OVD-Info, ein unabhängiges Netzwerk zur Überwachung von Protesten, teilte mit, es habe Anfang Mai eine E-Mail von YouTube erhalten, in der es hieß, die russische Kommunikationsaufsichtsbehörde Roskomnadzor habe auf dem Kanal Inhalte gefunden, die gegen ein Gesetz zur Informationstechnologie verstoßen.

"Wenn Sie den Inhalt nicht entfernen, kann Google gezwungen sein, ihn zu sperren", schrieb YouTube von Alphabet Inc. laut Screenshots einer E-Mail, die Reuters zur Verfügung gestellt wurden. In der E-Mail wurde nicht angegeben, gegen welchen Teil des Gesetzes OVD-Info verstoßen haben soll.

Der Kanal Kak Teper (Was ist los) hat 100.000 Abonnenten und zeigt Interviews mit russischen Oppositionellen und politische Nachrichten, die oft den Krieg zum Thema haben.

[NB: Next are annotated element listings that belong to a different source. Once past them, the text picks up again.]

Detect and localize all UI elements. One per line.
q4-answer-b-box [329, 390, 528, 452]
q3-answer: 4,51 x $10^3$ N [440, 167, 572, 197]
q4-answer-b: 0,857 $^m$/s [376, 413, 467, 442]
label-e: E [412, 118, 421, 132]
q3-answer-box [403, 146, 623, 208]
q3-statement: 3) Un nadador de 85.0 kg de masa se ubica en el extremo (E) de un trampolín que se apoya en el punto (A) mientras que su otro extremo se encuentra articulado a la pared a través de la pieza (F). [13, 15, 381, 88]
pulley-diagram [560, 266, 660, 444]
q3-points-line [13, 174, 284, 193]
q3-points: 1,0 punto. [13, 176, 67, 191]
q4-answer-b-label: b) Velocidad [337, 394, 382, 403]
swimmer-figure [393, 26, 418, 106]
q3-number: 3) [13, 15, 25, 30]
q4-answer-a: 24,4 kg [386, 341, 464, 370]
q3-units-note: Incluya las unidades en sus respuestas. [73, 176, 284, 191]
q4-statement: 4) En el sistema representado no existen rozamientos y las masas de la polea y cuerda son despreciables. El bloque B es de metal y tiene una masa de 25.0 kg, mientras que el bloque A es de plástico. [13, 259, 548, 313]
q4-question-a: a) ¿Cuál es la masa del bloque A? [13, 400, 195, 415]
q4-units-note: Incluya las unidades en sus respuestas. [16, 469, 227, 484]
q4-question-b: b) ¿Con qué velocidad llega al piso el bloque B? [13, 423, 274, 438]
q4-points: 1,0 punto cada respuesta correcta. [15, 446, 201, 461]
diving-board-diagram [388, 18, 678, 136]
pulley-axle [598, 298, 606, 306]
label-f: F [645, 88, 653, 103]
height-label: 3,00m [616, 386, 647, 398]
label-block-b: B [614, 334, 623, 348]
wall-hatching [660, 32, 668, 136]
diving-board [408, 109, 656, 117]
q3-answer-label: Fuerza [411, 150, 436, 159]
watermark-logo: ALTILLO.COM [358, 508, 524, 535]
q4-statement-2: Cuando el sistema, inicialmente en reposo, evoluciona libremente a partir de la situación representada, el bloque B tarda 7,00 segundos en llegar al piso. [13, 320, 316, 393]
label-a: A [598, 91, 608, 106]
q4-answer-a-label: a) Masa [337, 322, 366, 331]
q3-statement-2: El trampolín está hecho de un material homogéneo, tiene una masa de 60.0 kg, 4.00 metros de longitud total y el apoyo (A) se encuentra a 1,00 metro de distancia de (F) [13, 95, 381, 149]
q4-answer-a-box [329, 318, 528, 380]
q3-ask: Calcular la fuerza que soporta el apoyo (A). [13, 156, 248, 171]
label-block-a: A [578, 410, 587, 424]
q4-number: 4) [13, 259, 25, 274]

"Wir beraten uns mit YouTube und Google und versuchen zu erklären, dass die Forderung, unseren Kanal zu sperren, ein Akt der politischen Zensur ist", sagte der Sprecher von OVD-Info, Dmitrii Anisimov. Er sagte, der andere YouTube-Kanal der Gruppe sei nicht betroffen.

Ein Sprecher von YouTube, der von Reuters zweimal zu den Gesprächen zwischen Youtube und OVD-Info befragt wurde, hat nicht geantwortet. Der Sprecher beantwortete separate Fragen zu drei anderen Oppositionskanälen, deren Videos blockiert wurden.

Wie viele westliche Technologieunternehmen hat sich Google wegen des Einmarsches in der Ukraine aus Russland zurückgezogen, seine Mitarbeiter abgezogen und alle Werbeverkäufe, auch auf YouTube, ausgesetzt.

Russland hat die meisten ausländischen Social-Media-Plattformen blockiert, hat aber YouTube nicht blockiert, obwohl die Videoplattform wiederholt mit Geldstrafen belegt wurde, weil sie Inhalte, die Moskau für illegal hält, nicht gelöscht hat.

YouTube hat mehrere zehn Millionen monatliche Nutzer in Russland und eine Sperrung der gesamten Plattform könnte sich als äußerst unpopulär erweisen.

Unabhängige russische Medien berichteten am Montag, dass YouTube Videos von drei anderen Kanälen gelöscht hat, die Informationen darüber lieferten, wie man sich dem russischen Militärdienst entziehen kann.

Zwei der Gruppen teilten Reuters mit, dass ihre Inhalte innerhalb eines Tages nach den Medienberichten wiederhergestellt worden seien.

Auf eine Anfrage von Reuters zu den Videos antwortete der YouTube-Sprecher per E-Mail: "Die fraglichen Inhalte wurden wieder auf YouTube eingestellt", ohne näher darauf einzugehen.

Kak Teper von OVD-Info wäre der erste russische Menschenrechtskanal, der auf YouTube verboten wird, im Gegensatz zu einigen wenigen Videos, so Natalia Krapiva, Rechtsberaterin für Technik bei der globalen gemeinnützigen Organisation für digitale Rechte Access Now.

"Wir werden kein YouTube mehr haben, für das wir kämpfen können, wenn die gesamte Zivilgesellschaft dort blockiert ist", sagte Krapiva in einem Telefoninterview.